People Begin Living Without Electricity and Water in California

Discussion in 'Economics' started by hippie, Jan 31, 2011.

  1. Beaches Energy jacksonville beach, .074 per KWH. They even give you energy saving lights when you go in and pay your bill in person.
     
    #31     Feb 1, 2011
  2. black hills power. .0825. if you get their optional demand controller its under .07.
     
    #32     Feb 1, 2011
  3. Normal size house...3bd/2ba 1330 sq ft.

    It's a brand new energy efficient house, so that might have something to do with it. Not one of those 50-80 year old homes you see in southern CA.
     
    #33     Feb 1, 2011
  4. S2007S

    S2007S


    Would be nice if the rest of the hundreds of millions of people in the US got to pay 0.08 KWH vs the .23-.25KWH....
     
    #34     Feb 1, 2011
  5. S2007S

    S2007S


    The house I am in is probably 70 years+ old. and around the same size as yours but not in California, in the summer is when the electric bills of course start to move higher, running a few ACs in the house ranging from 5000 BTU to as high as 10,000 BTU is costing around 275-350 a month in electricity...
     
    #35     Feb 1, 2011
  6. Ouch! Get some energy efficient windows, a new aircon(not those wall units) and upgrade your appliances. I used to use an old refrigerator where just running it cost $60 per month. I only paid $100 for the fridge,but it sure cost me alot in monthly expenses. Now I use a maytag energy star which I think barely costs me $60 per year in electricity now.
     
    #36     Feb 1, 2011
  7. S2007S

    S2007S


    Every Appliance in this house from dishwasher to washer machine is from 2010, everything was replaced, windows are being replaced in the next 3-6 months. The air conditioners are from 2010 as well all energy star, replacing air conditioners with central air in the next year or so.
     
    #37     Feb 1, 2011
  8. CET

    CET

    #38     Feb 1, 2011
  9. You guys are missing the point of my post. Doesn't matter if the house and associated bills are $1K, $2k, $3k or $10k a month.
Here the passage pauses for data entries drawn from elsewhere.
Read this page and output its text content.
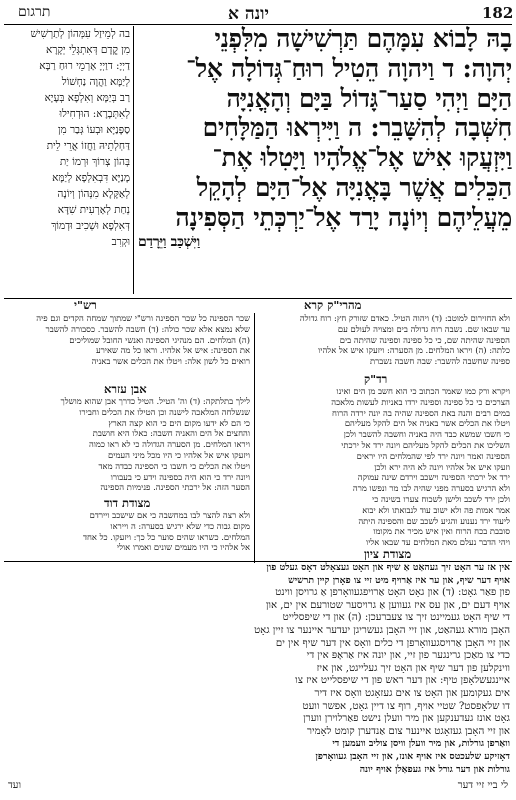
182
יונה א
תרגום
בה לְמֵיזַל עִמְּהוֹן לְתַרְשִׁישׁ
מִן קֳדָם דְּאִתְגְּלֵי יְקָרָא
דַיְיָ: דוַיְיָ אַרְמֵי רוּחַ רַבָּא
לְיַמָּא וַהֲוָה נַחְשׁוֹל
רַב בְּיַמָּא וְאִלְפָא בְּעָיָא
לְאִתְּבָרָא: הוּדְחִילוּ
סַפָּנַיָּא וּבְעוֹ גְּבַר מִן
דַּחְלְתֵיהּ וַחֲזוֹ אֲרֵי לֵית
בְּהוֹן צְרוֹךְ וּרְמוֹ יַת
מָנַיָּא דִּבְאִלְפָא לְיַמָּא
לְאַקָּלָא מִנְּהוֹן וְיוֹנָה
נְחַת לְאַרְעִית שִׁדָּא
דְּאִלְפָא וּשְׁכִיב וּדְמוֹךְ
וּקְרִב
בָהּ לָבוֹא עִמָּהֶם תַּרְשִׁישָׁה מִלִּפְנֵי
יְהוָה: ד וַיהוָה הֵטִיל רוּחַ־גְּדוֹלָה אֶל־
הַיָּם וַיְהִי סַעַר־גָּדוֹל בַּיָּם וְהָאֳנִיָּה
חִשְּׁבָה לְהִשָּׁבֵר: ה וַיִּירְאוּ הַמַּלָּחִים
וַיִּזְעֲקוּ אִישׁ אֶל־אֱלֹהָיו וַיָּטִלוּ אֶת־
הַכֵּלִים אֲשֶׁר בָּאֳנִיָּה אֶל־הַיָּם לְהָקֵל
מֵעֲלֵיהֶם וְיוֹנָה יָרַד אֶל־יַרְכְּתֵי הַסְּפִינָה
וַיִּשְׁכַּב וַיֵּרָדַם
רש"י	מהרי"ק קרא
שכר הספינה כל שכר הספינה ורש"י שמתוך שמחה הקדים וגם פיה
שלא נמצא אלא שכר כולה: (ד) חשבה להשבר. כסבורה להשבר
(ה) המלחים. הם מנהיגי הספינה ואנשי החובל שמוליכים
את הספינה: איש אל אלהיו. וראו כל מה שאירע
רואים כל לשון אלה: ויטלו את הכלים אשר באניה
ולא החזירום למוטב: (ד) ויהוה הטיל. כאדם שזורק חץ: רוח גדולה
עד שבאו שם. נשבה רוח גדולה בים ומצויה לעולם עם
הספינה שהיתה שם, כי כל ספינה וספינה שהיתה בים
כלתה: (ה) ויראו המלחים. מן הסערה: ויזעקו איש אל אלהיו
ספינה שחשבה להשבר: שבה חשבה נשברת
רד"ק
אבן עזרא	ויקרא ורק כמו שאמר הכתוב כי הוא חשב מן הים ואינו
הצרכים כי כל ספינה וספינה ירדו באניות לעשות מלאכה
במים רבים והנה באת הספינה שהיה בה יונה ירדה הרוח
ויטלו את הכלים אשר באניה אל הים להקל מעליהם
כי חשבו שמשא כבד היה באניה וחשבה להשבר ולכן
השליכו את הכלים להקל מעליהם ויונה ירד אל ירכתי
הספינה ואמר ויונה ירד לפי שהמלחים היו יראים
וזעקו איש אל אלהיו ויונה לא היה ירא ולכן
ירד אל ירכתי הספינה וישכב וירדם שינה עמוקה
ולא הרגיש בסערה מפני שהיה לבו מר ונפשו מרה
ולכן ירד לשכב ולישן לשכוח צערו בשינה כי
אמר אמות פה ולא ישוב עוד לנבואתו ולא יבוא
ליעוד ירד נענוע והגיע לשכב שם והספינה היתה
סובבת בכח הרוח ואין איש מכיר את מקומו
ויהי הדבר נעלם מאת המלחים עד שבאו אליו
לילך בתלתקה: (ד) וה' הטיל. הטיל כדרך אבן שהוא מושלך
שנשלחה המלאכה לישנה וכן הטילו את הכלים וחבירו
כי הם לא ידעו מקום הים כי הוא קצה הארץ
והחצים אל הים והאניה חשבה: כאלו היא חושבת
ויראו המלחים. מן הסערה הגדולה כי לא ראו כמוה
ויזעקו איש אל אלהיו כי היו מכל מיני העמים
ויטלו את הכלים כי חשבו כי הספינה כבדה מאד
ויונה ירד כי הוא היה בספינה וידע כי בעבורו
הסער הזה: אל ירכתי הספינה. פנימיות הספינה
מצודת דוד
ולא רצה להצר לבו במחשבה כי אם שישכב ויירדם
מקום גבוה כדי שלא ירגיש בסערה: ה וייראו
המלחים. כשראו שהים סוער כל כך: ויזעקו. כל אחד
אל אלהיו כי היו מעמים שונים ואמרו אולי	מצודת ציון
אין אז ער האָט זיך געהאַט אַ שיף און האָט געצאָלט דאָס געלט פון
אויף דער שיף, און ער איז אַרויף מיט זיי צו פאָרן קיין תרשיש
פון פאַר גאָט: (ד) און גאָט האָט אַרויפגעוואָרפן אַ גרויסן ווינט
אויף דעם ים, און עס איז געווען אַ גרויסער שטורעם אין ים, און
די שיף האָט געמיינט זיך צו צעברעכן: (ה) און די שיפסלייט
האָבן מורא געהאַט, און זיי האָבן געשריגן יעדער איינער צו זיין גאָט
און זיי האָבן אַרויסגעוואָרפן די כלים וואָס אין דער שיף אין ים
כדי צו מאַכן גרינגער פון זיי, און יונה איז אַראָפּ אין די
ווינקלען פון דער שיף און האָט זיך געלייגט, און איז
איינגעשלאָפן טיף: און דער ראש פון די שיפסלייט איז צו
אים געקומען און האָט צו אים געזאָגט וואָס איז דיר
דו שלאָפסט? שטיי אויף, רוף צו דיין גאָט, אפשר וועט
גאָט אונז געדענקען און מיר וועלן נישט פאַרלוירן ווערן
און זיי האָבן געזאָגט איינער צום אַנדערן קומט לאָמיר
וואַרפן גורלות, און מיר וועלן וויסן צוליב וועמען די
דאָזיקע שלעכטס איז אויף אונז, און זיי האָבן געוואָרפן
גורלות און דער גורל איז געפאַלן אויף יונה
לי ביי זיי דער
ועד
    It's the domino effect.

    There is an entire supply chain reliant on the monthly residual income generated from each property. Just like insurance actuarial tables and bundled mortgage risk assessments they have a finite amount of write offs they can absorb ie. < 5%.

    Once this limit has been breached they either have to raise their rates or rob peter to pay paul.

    One abandoned/foreclosed house in a subdivision of 500 houses is ordinary in the normal course of life. 10 raises eye brows but still shouldn't significantly impact prpoerty values and operations.

    50 foreclosures and all bets are off... Everyone gets that nice everlasting sting. There are entire buildings in Miami and entire subdivisions in Vegas that have been raped and pillaged.

    Dollar deflation is in progress no denying. While I'm not a socialist per se without the monthly transactions derived from a property its only a matter of time before the local economy deflates.

    Stimulus funds paid to banks so they can pay lawyers to foreclose doesn't solve a thing. Sweeps the underlying problem under the rug. Stimulus funds paid to preserve the supply chain may buy time but this snowball has some momentum.
     
    #39     Feb 1, 2011
  10. This is so true. Domino effect. When neighbors cannot pay their their utility bills or got foreclosed, the utility company would have to raise the bills and more and more households will default.